Inspiration in Disguise

Getting Your Next App Idea


I like to keep up to date with technology, especially the kind I don't get to do much of in my day-to-day, which is front-end development. Creating yet another TODO app did not quite tickle my fancy, so I was on the lookout for a new side project.

I turned to my girlfriend and asked her "Hey, are there any boring tasks at work, which with a little help from an app could make your life easier?" She almost immediately replied: "Yeah, I have to come up with a weekly schedule for our team and patients. It's a time-consuming process because there are quite some rules to be kept into account." And just like, the idea for an app was born!



The first and most crucial part of the app was coming up with an algorithm to generate timetables while keeping the following rules in mind:

  • A session can only be planned when both parties are available.

  • There are 2 sessions per day for each patient, one in the morning and one in the afternoon.

  • A therapist should not see the same patient twice a day.

  • A therapist may also have a special session, this should occur max once a day.

The preferences below also had to be kept in mind:

  • When a therapist has a dedicated patient, they must see them once a day.

  • When a therapist has an excluded patient, they must not see them at all.

Scheduling problems are not uncommon, so I picked up my copy of Grokking Algorithms by Aditya Y. Bhargava. I knew there was a chapter on scheduling problems in there and re-read it, which proved to be of great help.

I decided to go for a hybrid algorithm, the generation of a single possible solution would be done in a heuristic manner, based on the rules and preferences. This process would then be repeated 100 times. Each possible solution would then be rated through a fitness function, a common thing in Genetic Algorithms. Ultimately, the highest-scoring solution will be displayed in the app.

I had my mind set on building the algorithm in TypeScript and ended up using it in combination with the Ramda library for array manipulation.


The second part of the app was building the necessary components, to collect input for the algorithm. I needed 3 main components for receiving input:

  • A patient preferences component

  • A therapist preferences component

  • A timetable visualizer component

I meddled with svelte kit when it was still in beta, but I was keen on trying it out now that it's released officially. For styling, I like tailwindcss, but wanted to go for a UI framework. I coincidentally found out about skeleton and wanted to give it a shot.

I had forgotten how smooth and easy svelte kit is and would recommend it for back-end developers with some interest in front-end development.

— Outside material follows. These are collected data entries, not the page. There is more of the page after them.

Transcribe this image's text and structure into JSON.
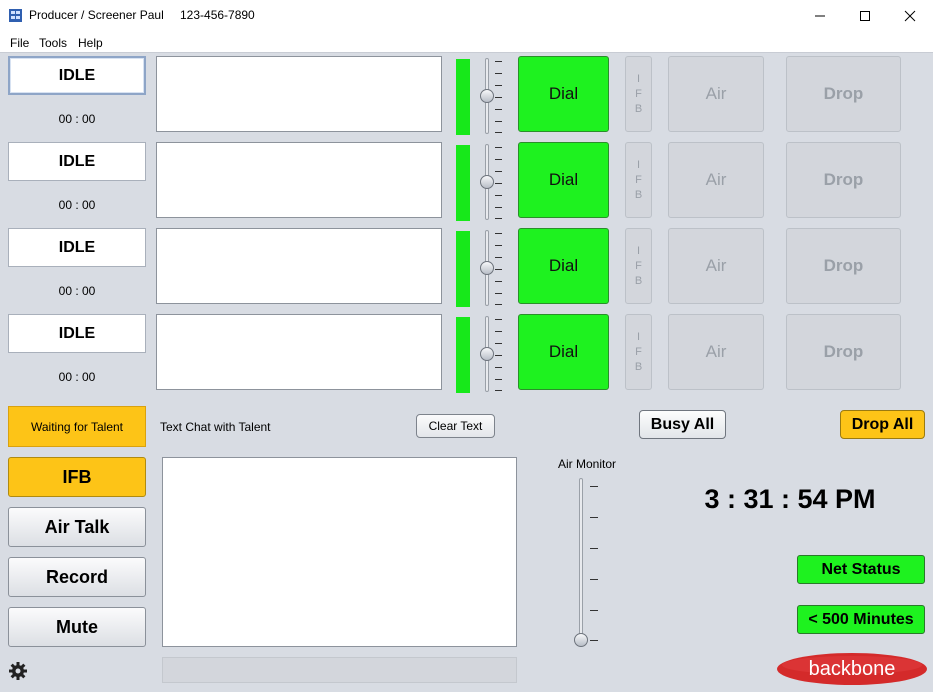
{
  "window": {
    "title": "Producer / Screener Paul",
    "phone": "123-456-7890"
  },
  "menu": {
    "file": "File",
    "tools": "Tools",
    "help": "Help"
  },
  "lines": [
    {
      "status": "IDLE",
      "timer": "00 : 00",
      "dial": "Dial",
      "ifb": [
        "I",
        "F",
        "B"
      ],
      "air": "Air",
      "drop": "Drop"
    },
    {
      "status": "IDLE",
      "timer": "00 : 00",
      "dial": "Dial",
      "ifb": [
        "I",
        "F",
        "B"
      ],
      "air": "Air",
      "drop": "Drop"
    },
    {
      "status": "IDLE",
      "timer": "00 : 00",
      "dial": "Dial",
      "ifb": [
        "I",
        "F",
        "B"
      ],
      "air": "Air",
      "drop": "Drop"
    },
    {
      "status": "IDLE",
      "timer": "00 : 00",
      "dial": "Dial",
      "ifb": [
        "I",
        "F",
        "B"
      ],
      "air": "Air",
      "drop": "Drop"
    }
  ],
  "talent": {
    "waiting": "Waiting for Talent",
    "chat_label": "Text Chat with Talent",
    "clear_text": "Clear Text"
  },
  "actions": {
    "busy_all": "Busy All",
    "drop_all": "Drop All"
  },
  "side_buttons": {
    "ifb": "IFB",
    "air_talk": "Air Talk",
    "record": "Record",
    "mute": "Mute"
  },
  "air_monitor": {
    "label": "Air Monitor"
  },
  "clock": "3 : 31 : 54 PM",
  "status": {
    "net": "Net Status",
    "minutes": "< 500 Minutes"
  },
  "logo": "backbone",
  "icons": {
    "app": "app-icon",
    "gear": "gear-icon",
    "minimize": "minimize-icon",
    "maximize": "maximize-icon",
    "close": "close-icon"
  },
  "colors": {
    "green": "#1ef21f",
    "yellow": "#fdc417",
    "logo_red": "#d42a2a"
  }
}
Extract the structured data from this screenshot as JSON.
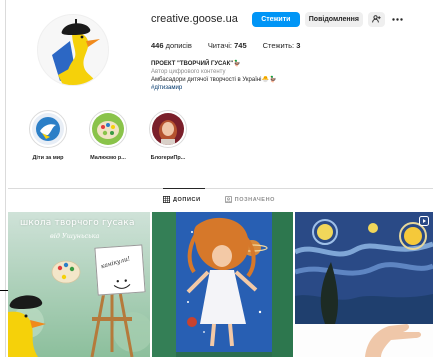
{
  "profile": {
    "username": "creative.goose.ua",
    "follow_label": "Стежити",
    "message_label": "Повідомлення",
    "posts_count": "446",
    "posts_label": "дописів",
    "followers_label": "Читачі:",
    "followers_count": "745",
    "following_label": "Стежить:",
    "following_count": "3",
    "name": "ПРОЕКТ \"ТВОРЧИЙ ГУСАК\"🦆",
    "category": "Автор цифрового контенту",
    "bio": "Амбасадори дитячої творчості в Україні🐣🦆",
    "hashtag": "#дітизамир"
  },
  "highlights": [
    {
      "label": "Діти за мир",
      "color": "#2c7fc7"
    },
    {
      "label": "Малюємо р...",
      "color": "#8ac34a"
    },
    {
      "label": "БлогериПр...",
      "color": "#7a1f2a"
    }
  ],
  "tabs": {
    "posts": "ДОПИСИ",
    "tagged": "ПОЗНАЧЕНО"
  },
  "posts": {
    "post1_title": "школа творчого гусака",
    "post1_subtitle": "від Ушуньська",
    "post1_sign": "канікули!"
  },
  "colors": {
    "accent": "#0095f6",
    "goose_yellow": "#f5d10a"
  }
}
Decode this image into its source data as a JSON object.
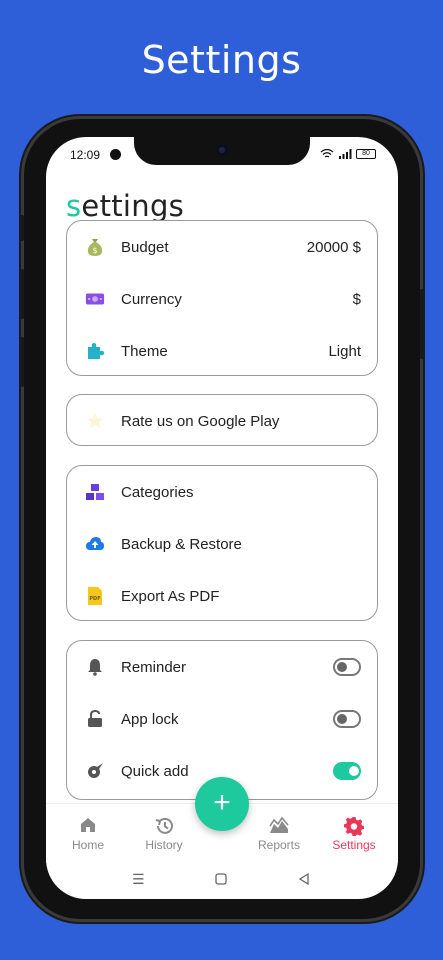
{
  "promo": {
    "title": "Settings"
  },
  "status": {
    "time": "12:09",
    "battery": "80"
  },
  "app": {
    "title_first": "s",
    "title_rest": "ettings"
  },
  "general": [
    {
      "icon": "money-bag-icon",
      "label": "Budget",
      "value": "20000 $"
    },
    {
      "icon": "banknote-icon",
      "label": "Currency",
      "value": "$"
    },
    {
      "icon": "puzzle-icon",
      "label": "Theme",
      "value": "Light"
    }
  ],
  "rate": {
    "label": "Rate us on Google Play"
  },
  "data_section": [
    {
      "icon": "cubes-icon",
      "label": "Categories"
    },
    {
      "icon": "cloud-upload-icon",
      "label": "Backup & Restore"
    },
    {
      "icon": "pdf-file-icon",
      "label": "Export As PDF"
    }
  ],
  "toggles": [
    {
      "icon": "bell-icon",
      "label": "Reminder",
      "on": false
    },
    {
      "icon": "unlock-icon",
      "label": "App lock",
      "on": false
    },
    {
      "icon": "rocket-icon",
      "label": "Quick add",
      "on": true
    }
  ],
  "nav": {
    "home": "Home",
    "history": "History",
    "reports": "Reports",
    "settings": "Settings",
    "fab": "+"
  },
  "colors": {
    "accent": "#1ec99d",
    "active": "#e8385a",
    "background": "#2f5fd8"
  }
}
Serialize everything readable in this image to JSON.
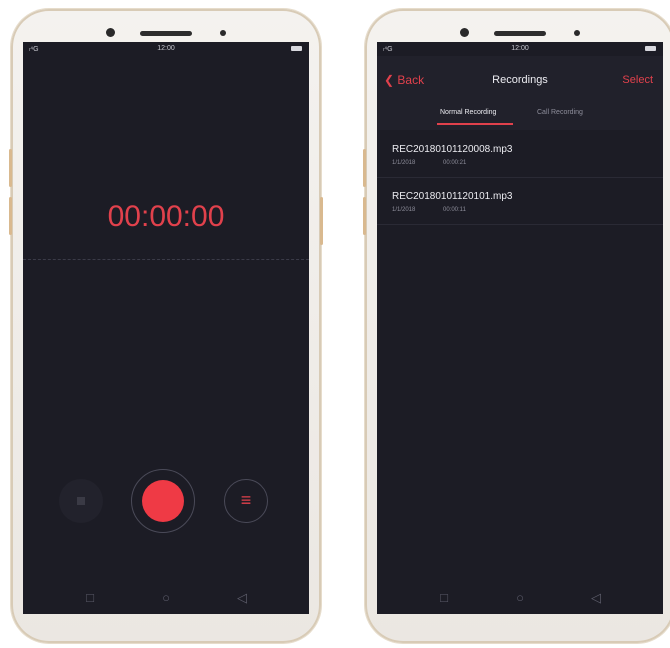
{
  "status_bar": {
    "time": "12:00",
    "signal": "ₗ⁴G"
  },
  "recorder": {
    "timer": "00:00:00",
    "list_icon": "≡"
  },
  "recordings": {
    "back_label": "Back",
    "title": "Recordings",
    "select_label": "Select",
    "tabs": [
      {
        "label": "Normal Recording",
        "selected": true
      },
      {
        "label": "Call Recording",
        "selected": false
      }
    ],
    "items": [
      {
        "name": "REC20180101120008.mp3",
        "date": "1/1/2018",
        "duration": "00:00:21"
      },
      {
        "name": "REC20180101120101.mp3",
        "date": "1/1/2018",
        "duration": "00:00:11"
      }
    ]
  },
  "nav_icons": {
    "square": "□",
    "circle": "○",
    "triangle": "◁"
  },
  "colors": {
    "accent": "#e1414c",
    "screen_bg": "#1c1c25",
    "record_button": "#ef3a45"
  }
}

Skeleton is also a UI framework I thoroughly enjoyed. It has quite a bit of useful svelte components as well as a pretty logical list of pre-defined classes to make everything look consistent. I did have some struggles with figuring out the theme generator and ended up doing some manual tweaking of values and overriding some basic styles.

Overall, I'm quite happy with the result, feel free to check it out on GitHub:


My girlfriend now spends about 10 minutes making the weekly schedules, instead of roughly an hour before, so it's quite a time-saver!

I got to explore new technologies and build something with at least a little bit of purpose.


The moral of the story is simple: if you don't have inspiration for an app, ask your partner, friends or family for things that would make their life easier by using technology. You'll find out there is always a problem that needs solving and if you're lucky it might even be a problem many people need a solution for.